Cybersecurity professionals looking to welcome more diverse talent into their workforce should consider evolving old-fashioned job listings and interview questions, emphasizing business skills and personal qualities over technical skills and certifications, according to a panel of experts.
Edna Conway, vice president and general manager of global security, risk and compliance with Azure at Microsoft, said that organizations can suffer from closed-mindedness when recruiting, preferring individuals who possess a very specific expertise or a certification such as CISSP. But in certain cases, hiring managers may want to do away with such prerequisites.
“What if you said, ‘I'm looking for somebody who understands how to be inquisitive, somebody who understands how to communicate?’" said Conway, who participated on the panel during Wednesday at the RiskSec 2020 Digital conference. Put that person in a room with someone that has a technical background – say, a deep quantum expert – “and watch what happens. It's amazing.” They are able to work together and communicate, she continued.
Register for RiskSec 2020 Digital to watch all of the sessions on demand
Conway said that at a previous company she actually twice hired drivers whom she met via ride-sharing apps, after observing certain traits or know-how that she felt would benefit her organization. “And they were from other nations, and they were new in the United States,” said Conway. “But guess what: there's this unbelievable set of knowledge sitting behind that wheel you would never have access to.”

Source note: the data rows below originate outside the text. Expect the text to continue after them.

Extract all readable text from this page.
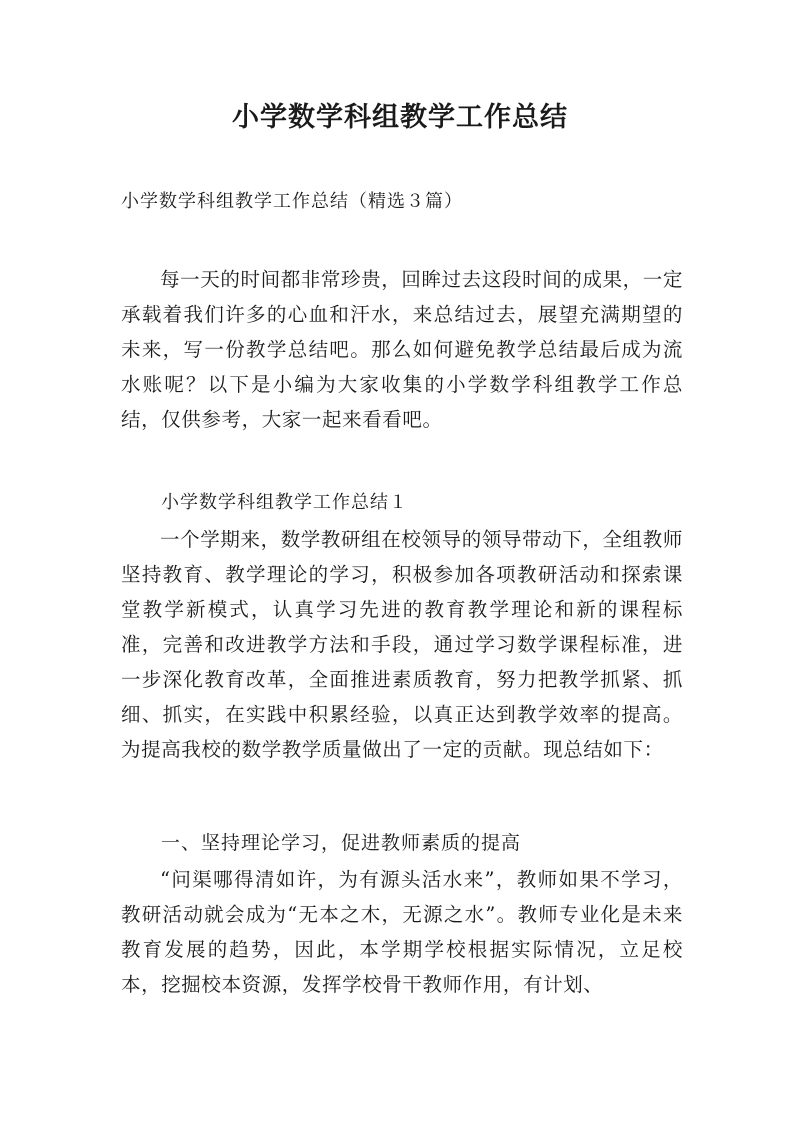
小学数学科组教学工作总结

小学数学科组教学工作总结（精选３篇）

每一天的时间都非常珍贵，回眸过去这段时间的成果，一定承载着我们许多的心血和汗水，来总结过去，展望充满期望的未来，写一份教学总结吧。那么如何避免教学总结最后成为流水账呢？以下是小编为大家收集的小学数学科组教学工作总结，仅供参考，大家一起来看看吧。

小学数学科组教学工作总结１

一个学期来，数学教研组在校领导的领导带动下，全组教师坚持教育、教学理论的学习，积极参加各项教研活动和探索课堂教学新模式，认真学习先进的教育教学理论和新的课程标准，完善和改进教学方法和手段，通过学习数学课程标准，进一步深化教育改革，全面推进素质教育，努力把教学抓紧、抓细、抓实，在实践中积累经验，以真正达到教学效率的提高。为提高我校的数学教学质量做出了一定的贡献。现总结如下：

一、坚持理论学习，促进教师素质的提高

“问渠哪得清如许，为有源头活水来”，教师如果不学习，教研活动就会成为“无本之木，无源之水”。教师专业化是未来教育发展的趋势，因此，本学期学校根据实际情况，立足校本，挖掘校本资源，发挥学校骨干教师作用，有计划、
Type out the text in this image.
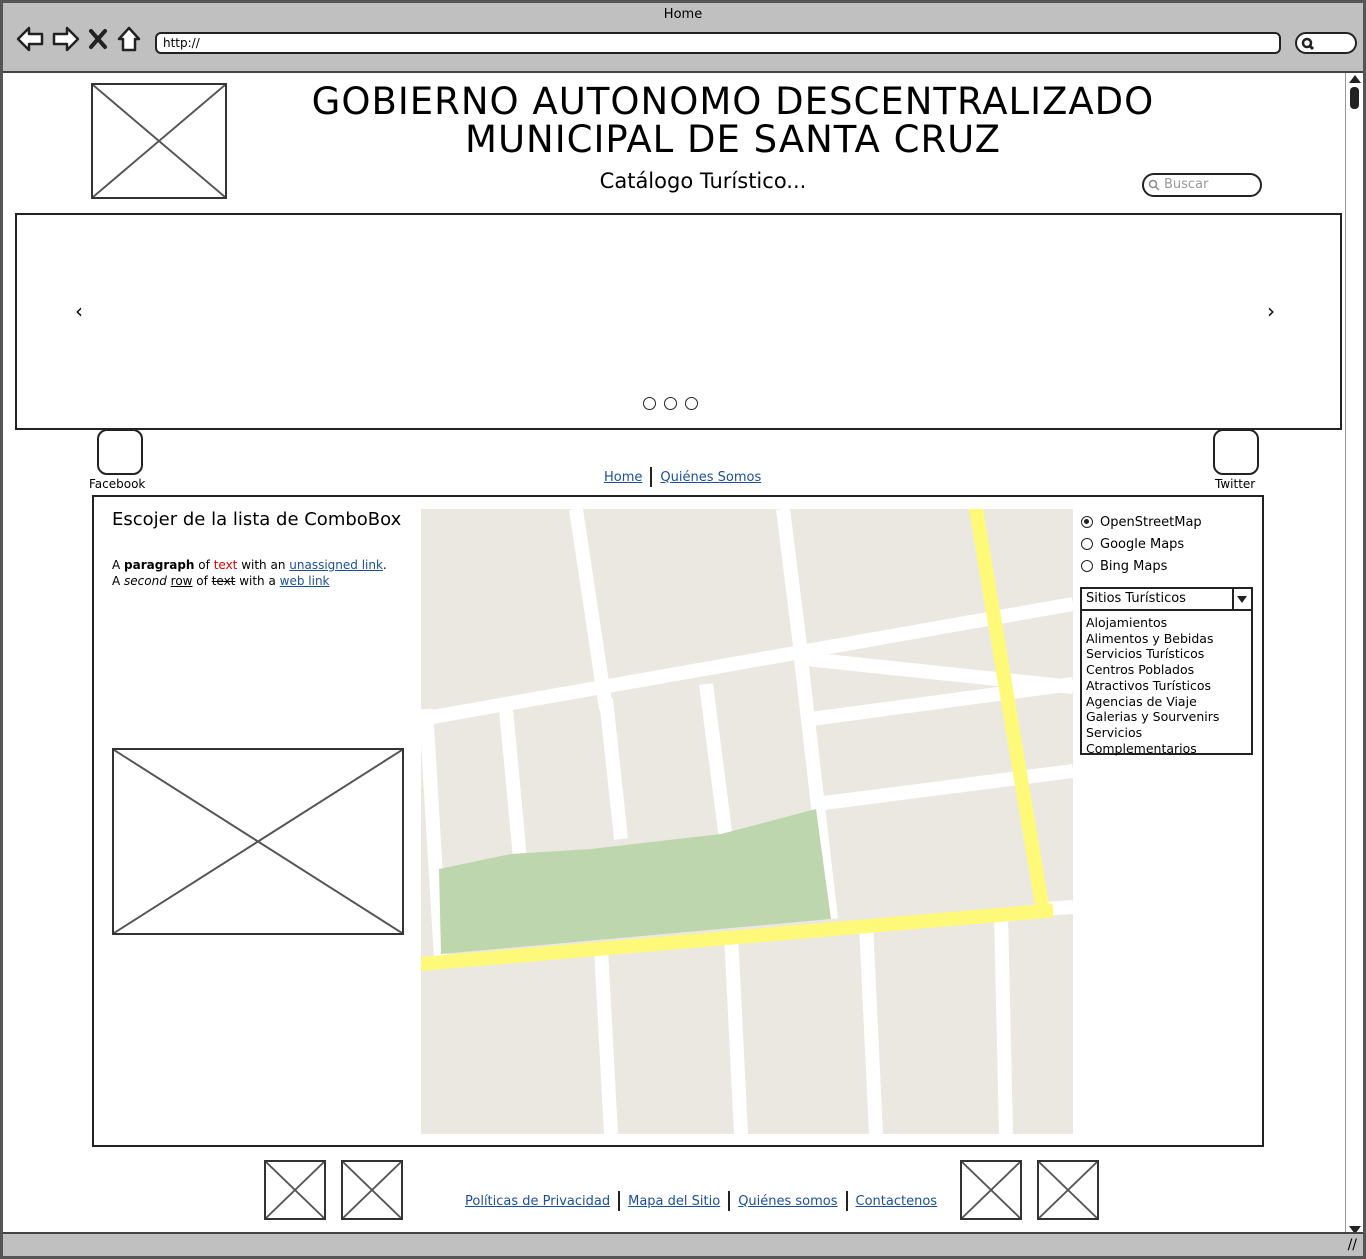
Home
http://
GOBIERNO AUTONOMO DESCENTRALIZADO
MUNICIPAL DE SANTA CRUZ
Catálogo Turístico...	Buscar
‹	›
Facebook	Twitter
Home Quiénes Somos
Escojer de la lista de ComboBox
A paragraph of text with an unassigned link.
A second row of text with a web link
OpenStreetMap
Google Maps
Bing Maps
Sitios Turísticos
Alojamientos
Alimentos y Bebidas
Servicios Turísticos
Centros Poblados
Atractivos Turísticos
Agencias de Viaje
Galerias y Sourvenirs
Servicios Complementarios
Políticas de Privacidad Mapa del Sitio Quiénes somos Contactenos
//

This kind of open-mindedness can go a long way, Conway said, because even though some people may not have a technical background in cyber, they have other skills that can prove useful.

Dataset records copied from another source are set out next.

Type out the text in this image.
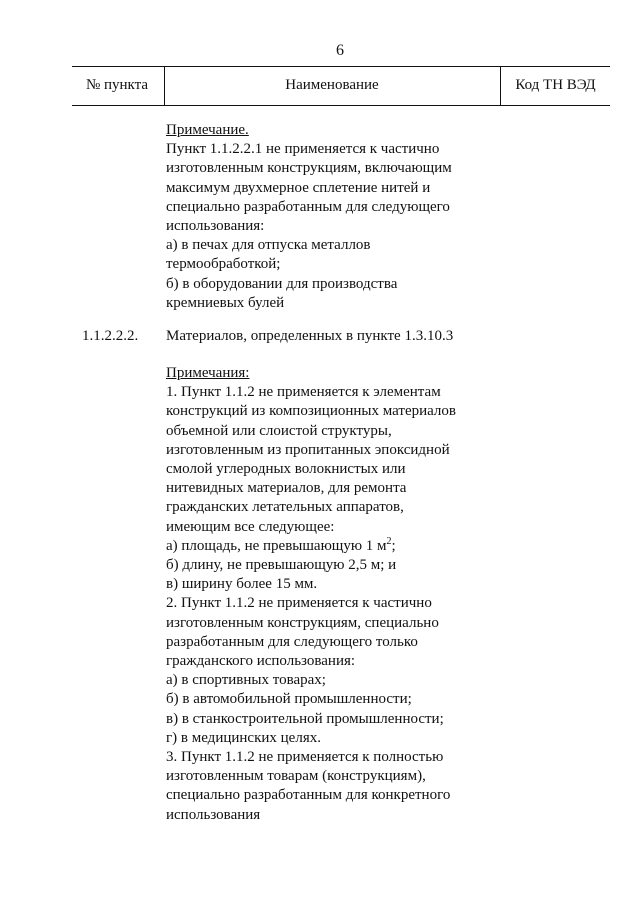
6
№ пункта	Наименование	Код ТН ВЭД
Примечание.
Пункт 1.1.2.2.1 не применяется к частично
изготовленным конструкциям, включающим
максимум двухмерное сплетение нитей и
специально разработанным для следующего
использования:
а) в печах для отпуска металлов
термообработкой;
б) в оборудовании для производства
кремниевых булей
1.1.2.2.2. Материалов, определенных в пункте 1.3.10.3
Примечания:
1. Пункт 1.1.2 не применяется к элементам
конструкций из композиционных материалов
объемной или слоистой структуры,
изготовленным из пропитанных эпоксидной
смолой углеродных волокнистых или
нитевидных материалов, для ремонта
гражданских летательных аппаратов,
имеющим все следующее:
а) площадь, не превышающую 1 $м^2$;
б) длину, не превышающую 2,5 м; и
в) ширину более 15 мм.
2. Пункт 1.1.2 не применяется к частично
изготовленным конструкциям, специально
разработанным для следующего только
гражданского использования:
а) в спортивных товарах;
б) в автомобильной промышленности;
в) в станкостроительной промышленности;
г) в медицинских целях.
3. Пункт 1.1.2 не применяется к полностью
изготовленным товарам (конструкциям),
специально разработанным для конкретного
использования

Fellow panelist Camille Stewart, head of security policy at Google Play and Android Google, agreed, noting that when job descriptions seek out highly specific parameters, viable candidates don’t apply because they figure they have no real chance.
“We need to get to a point where we are articulating the skills and abilities that we need, not giving people a reason to self-select out… particularly disenfranchised groups,” said Stewart.

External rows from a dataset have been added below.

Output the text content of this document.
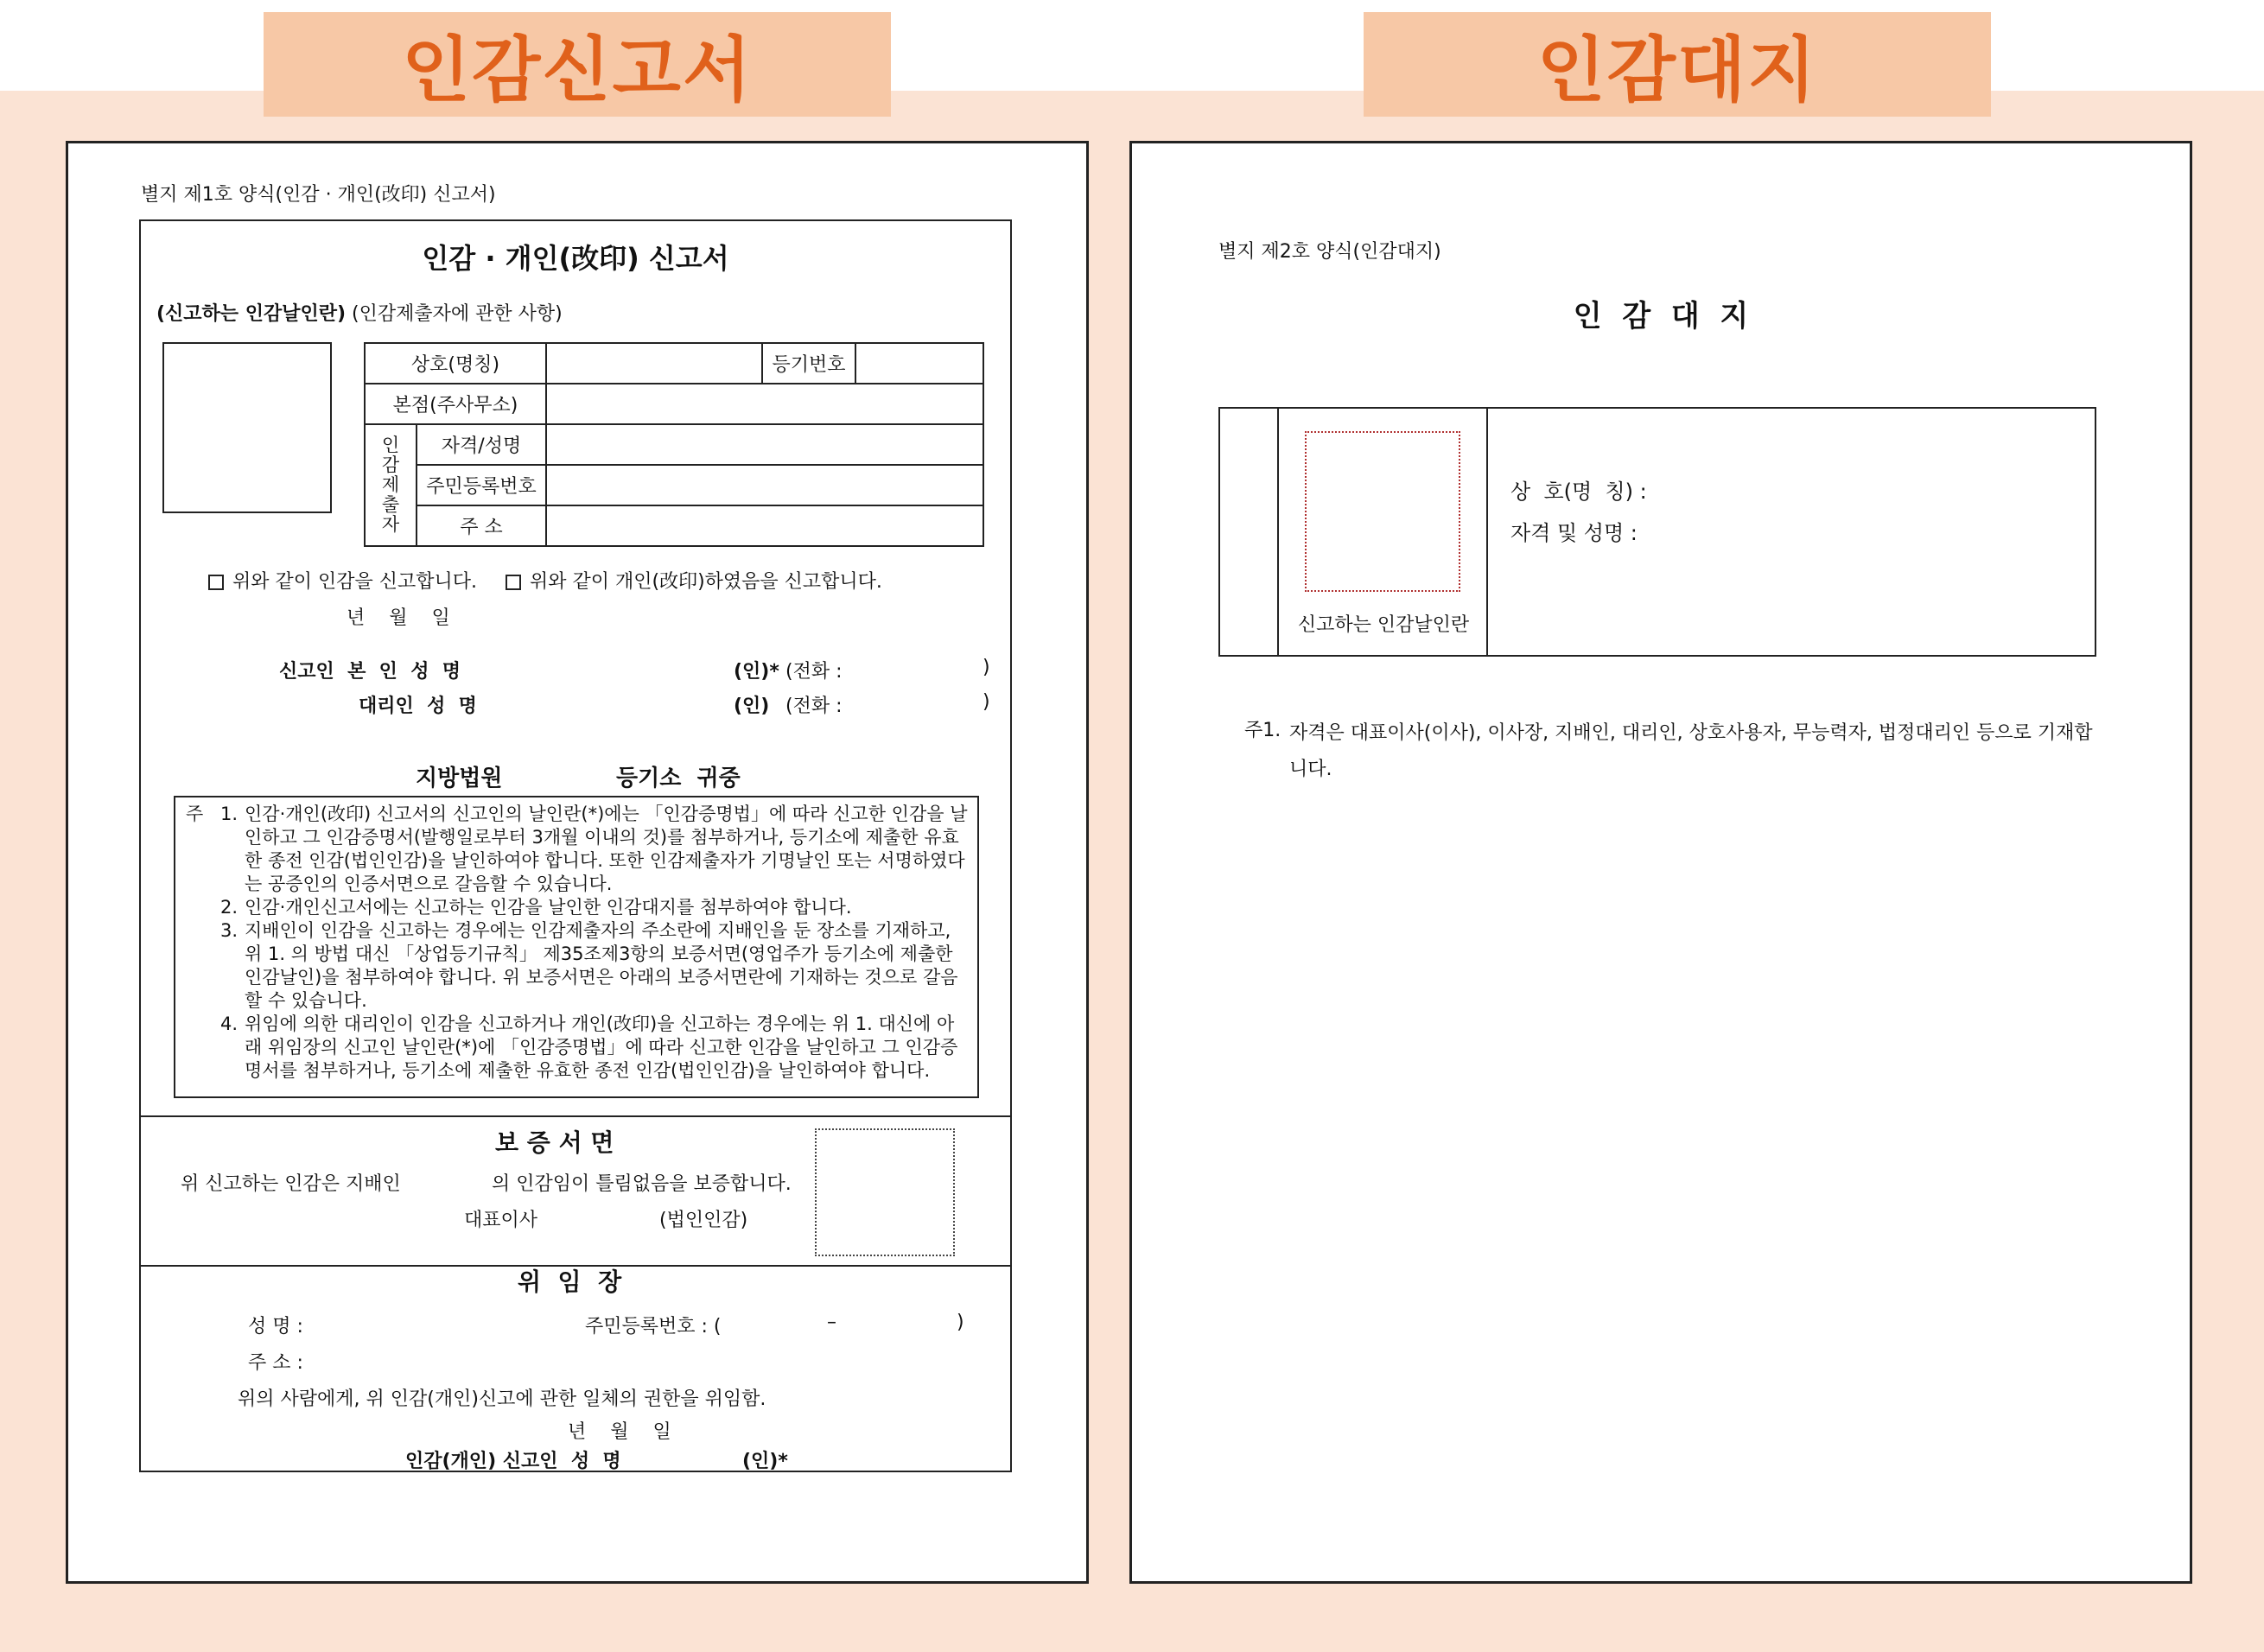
인감신고서	인감대지
별지 제1호 양식(인감 · 개인(改印) 신고서)
인감 · 개인(改印) 신고서
(신고하는 인감날인란) (인감제출자에 관한 사항)
상호(명칭)			등기번호	
본점(주사무소)				

인감제출자	자격/성명			
	주민등록번호			
	주 소			
위와 같이 인감을 신고합니다.	위와 같이 개인(改印)하였음을 신고합니다.
년    월    일
신고인  본  인  성  명	(인)* (전화 :	)
대리인  성  명	(인) (전화 :	)
지방법원	등기소  귀중
주 1. 인감·개인(改印) 신고서의 신고인의 날인란(*)에는 「인감증명법」에 따라 신고한 인감을 날인하고 그 인감증명서(발행일로부터 3개월 이내의 것)를 첨부하거나, 등기소에 제출한 유효한 종전 인감(법인인감)을 날인하여야 합니다. 또한 인감제출자가 기명날인 또는 서명하였다는 공증인의 인증서면으로 갈음할 수 있습니다.
2. 인감·개인신고서에는 신고하는 인감을 날인한 인감대지를 첨부하여야 합니다.
3. 지배인이 인감을 신고하는 경우에는 인감제출자의 주소란에 지배인을 둔 장소를 기재하고, 위 1. 의 방법 대신 「상업등기규칙」 제35조제3항의 보증서면(영업주가 등기소에 제출한 인감날인)을 첨부하여야 합니다. 위 보증서면은 아래의 보증서면란에 기재하는 것으로 갈음할 수 있습니다.
4. 위임에 의한 대리인이 인감을 신고하거나 개인(改印)을 신고하는 경우에는 위 1. 대신에 아래 위임장의 신고인 날인란(*)에 「인감증명법」에 따라 신고한 인감을 날인하고 그 인감증명서를 첨부하거나, 등기소에 제출한 유효한 종전 인감(법인인감)을 날인하여야 합니다.
보 증 서 면
위 신고하는 인감은 지배인	의 인감임이 틀림없음을 보증합니다.
대표이사	(법인인감)
위  임  장
성 명 :	주민등록번호 : (	–	)
주 소 :
위의 사람에게, 위 인감(개인)신고에 관한 일체의 권한을 위임함.
년    월    일
인감(개인) 신고인  성  명	(인)*
별지 제2호 양식(인감대지)
인  감  대  지
신고하는 인감날인란
상  호(명  칭) :
자격 및 성명 :
주1. 자격은 대표이사(이사), 이사장, 지배인, 대리인, 상호사용자, 무능력자, 법정대리인 등으로 기재합니다.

Stewart therefore recommended “opening up the aperture" on the job description, while requiring hiring managers to actually articulate to recruiters the skillset needed, versus what could be taught on the job.
This way, prospective employees know they have the necessarily skills to apply, and can be trained up on certain systems and technology later.
“Do I really need a robust knowledge of all of these systems to actually be effective with this job?” said Stewart, putting herself in the shoes of an employee. “Or is my job… to be a translator between stakeholder communities? Or is my job going to be to be creative and to really think about how we're interfacing with different communities or how we are implementing this technical capability in a new environment?
A recruiter can have a conversation with those interested in the role or folks they identify, and get to the heart of their ability to do the job, and the employer's ability ability to bridge the gap on the rest.
This led to another key recommendation: teach job recruiters how to properly interview for these cyber positions.
"In all honesty, it is a skill, and it is not everybody’s skill,” said Conway.
Some jobs require deep technical skills and thus require a more technical interview. But for other roles, the line of questioning might be designed more to get a better sense of the individual.
Stewart noted how the Department of Homeland Security in 2016 began holding career fairs where attendees could interview for a job and potentially receive an offer on the spot. “I believe they [made] close to 100 offers that first time and then continued to build upon that in subsequent years,” said Stewart. “And that also broke away from the [traditional] job description – being able to come in, talk to somebody, tell them about you, your skill set, your ability, your connection to cybersecurity; they were able to find a place based on what they knew the needs were within the department.”
One other area where panelists said organizations could get out of their traditional comfort zones is networking. Security professionals need not rely solely on Ivy League educational programs or their own personal “Rolodex” to source new talent. There are other sources.
Panelist Jerry Davis, former CIO at the NASA Ames Research Center, said employers have a tendency to seek out their own “tribe,” looking for people with similar backgrounds as their own. But in doing so, they are not opening up their organizations to people with different life experience and voices.
Additionally, there is talent in underserved communities waiting to be discovered, he said. When Davis was at NASA, instead of recruiting from only places like Stanford, MIT and Princeton, the agency “made a very concerted effort to go to [historically black colleges and universities], going to rural areas, places that NASA would [historically] never go to.”
Within these communities, NASA even began reaching out to K-12 students as a way to attract younger generations. In doing so, the agency “broke through some barriers and really made the place more diversified and inclusive.”
During the same panel discussion, Davis, Stewart and Conway also discussed the advantages and drawbacks of using diversity metrics in your organization.